Akute Not am Spitalsbett: Wiener Ärzte berichten
Die Aufnahmestation ist für viele die erste Anlaufstelle. Hier werden Ambulanzpatienten versorgt, die zu krank sind, um nachhause geschickt zu werden. Sie dient als Nahtstelle und Puffer: Sie ist darauf ausgelegt, Patienten für maximal eine Nacht zu versorgen, bevor sie auf eine Station verlegt werden.
„Derzeit liegen hier aber im Schnitt fünf Grippepatienten für mehrere Tage, weil es kein freies Betten gibt“, beschreibt ein Allgemeinmediziner eines Wiener Gemeindespieltals dem KURIER.
Es ist nicht der erste Bericht von überlasteten Spitälern: Laut Schilderungen eines anderen Spitalsarztes kommen Wiens Intensivstationen aktuell an ihre Kapazitätsgrenzen – der KURIER berichtete.
Ein Bettenspiegel (siehe unten) zeigt die Situation von vergangenen Mittwoch. Unter dem Reiter ICU (Intensive Care Unit) sind die Intensivstationen der Spitäler farblich gekennzeichnet. Blau bedeutet, dass nur noch ein Bett frei ist. Dieses letzte Bett ist für einen möglichen Herzalarm reserviert. Abteilungen, die rot aufleuchten, haben selbst dieses eine Bett nicht mehr.
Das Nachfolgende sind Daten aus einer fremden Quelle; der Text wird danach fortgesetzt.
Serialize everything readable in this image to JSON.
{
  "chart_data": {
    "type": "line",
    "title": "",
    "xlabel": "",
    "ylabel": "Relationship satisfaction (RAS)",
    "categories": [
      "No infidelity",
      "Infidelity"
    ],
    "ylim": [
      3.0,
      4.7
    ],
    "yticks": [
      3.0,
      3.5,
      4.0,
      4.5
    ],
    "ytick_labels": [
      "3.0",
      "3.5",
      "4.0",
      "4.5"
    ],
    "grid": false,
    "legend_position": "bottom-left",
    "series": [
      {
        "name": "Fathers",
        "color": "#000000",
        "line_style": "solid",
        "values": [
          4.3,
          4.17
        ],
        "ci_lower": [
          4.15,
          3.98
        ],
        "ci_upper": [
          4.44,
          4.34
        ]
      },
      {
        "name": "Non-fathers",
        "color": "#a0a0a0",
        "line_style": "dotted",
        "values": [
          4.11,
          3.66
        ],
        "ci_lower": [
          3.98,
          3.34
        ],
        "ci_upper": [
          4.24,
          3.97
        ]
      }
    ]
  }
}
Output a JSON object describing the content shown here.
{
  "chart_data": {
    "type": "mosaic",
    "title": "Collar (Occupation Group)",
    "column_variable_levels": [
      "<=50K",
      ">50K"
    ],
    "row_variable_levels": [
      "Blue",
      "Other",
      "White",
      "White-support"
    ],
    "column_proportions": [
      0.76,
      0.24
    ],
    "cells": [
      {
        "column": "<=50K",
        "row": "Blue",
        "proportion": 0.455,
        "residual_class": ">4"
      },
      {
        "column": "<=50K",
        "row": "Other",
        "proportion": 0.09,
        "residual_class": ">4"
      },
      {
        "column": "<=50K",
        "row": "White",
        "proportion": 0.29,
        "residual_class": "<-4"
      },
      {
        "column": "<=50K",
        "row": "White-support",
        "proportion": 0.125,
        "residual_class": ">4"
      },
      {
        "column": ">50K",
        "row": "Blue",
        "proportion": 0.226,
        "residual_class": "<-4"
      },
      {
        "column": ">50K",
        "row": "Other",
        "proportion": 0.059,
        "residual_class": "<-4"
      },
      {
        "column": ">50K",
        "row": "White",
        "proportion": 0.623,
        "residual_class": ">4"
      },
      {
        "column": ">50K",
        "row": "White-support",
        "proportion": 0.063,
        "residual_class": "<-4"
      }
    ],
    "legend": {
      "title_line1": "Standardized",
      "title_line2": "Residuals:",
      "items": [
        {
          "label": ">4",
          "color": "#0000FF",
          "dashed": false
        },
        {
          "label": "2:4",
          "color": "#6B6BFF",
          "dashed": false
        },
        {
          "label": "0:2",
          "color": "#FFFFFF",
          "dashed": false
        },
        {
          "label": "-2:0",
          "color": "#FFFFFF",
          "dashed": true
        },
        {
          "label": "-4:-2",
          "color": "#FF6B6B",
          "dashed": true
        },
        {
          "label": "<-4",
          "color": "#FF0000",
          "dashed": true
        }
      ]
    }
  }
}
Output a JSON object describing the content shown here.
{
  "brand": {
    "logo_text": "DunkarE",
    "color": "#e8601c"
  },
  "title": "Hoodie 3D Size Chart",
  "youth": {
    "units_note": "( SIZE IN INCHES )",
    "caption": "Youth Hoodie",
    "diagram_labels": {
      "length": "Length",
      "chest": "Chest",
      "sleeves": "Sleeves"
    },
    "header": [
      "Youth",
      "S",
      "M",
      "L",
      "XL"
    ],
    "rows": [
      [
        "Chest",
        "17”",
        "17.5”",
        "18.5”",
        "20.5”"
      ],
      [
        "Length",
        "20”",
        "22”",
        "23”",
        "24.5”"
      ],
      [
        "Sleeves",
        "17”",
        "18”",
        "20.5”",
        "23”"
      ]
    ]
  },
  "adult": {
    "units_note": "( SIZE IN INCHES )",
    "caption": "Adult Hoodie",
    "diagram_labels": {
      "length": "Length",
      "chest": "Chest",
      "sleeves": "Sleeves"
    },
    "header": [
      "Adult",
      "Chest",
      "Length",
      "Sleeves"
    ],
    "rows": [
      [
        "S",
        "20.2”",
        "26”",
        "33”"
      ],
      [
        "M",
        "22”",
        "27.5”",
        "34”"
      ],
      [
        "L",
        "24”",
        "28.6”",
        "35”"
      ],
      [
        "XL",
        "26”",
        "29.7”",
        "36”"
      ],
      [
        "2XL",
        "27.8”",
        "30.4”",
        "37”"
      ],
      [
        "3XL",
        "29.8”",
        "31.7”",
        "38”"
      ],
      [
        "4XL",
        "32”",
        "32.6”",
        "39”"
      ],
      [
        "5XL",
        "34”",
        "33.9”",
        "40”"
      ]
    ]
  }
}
Solch ein blau-roter Bettenspiegel ist laut Spitalspersonal problematisch. Von Rettungsdiensten gemeldete Notfälle kämen erschwerend hinzu. Im schlimmsten Fall führt das zu einem Engpass von invasiven Beatmungsgeräten, für die eine Intubation nötig ist. Die während Corona angeschafften „AirVo“-Geräte versorgen im Gegensatz dazu über Masken mit Sauerstoff. Invasive Beatmungsgeräte brauchen spezielle Anschlüsse, die es nur in bestimmten Räumen gibt.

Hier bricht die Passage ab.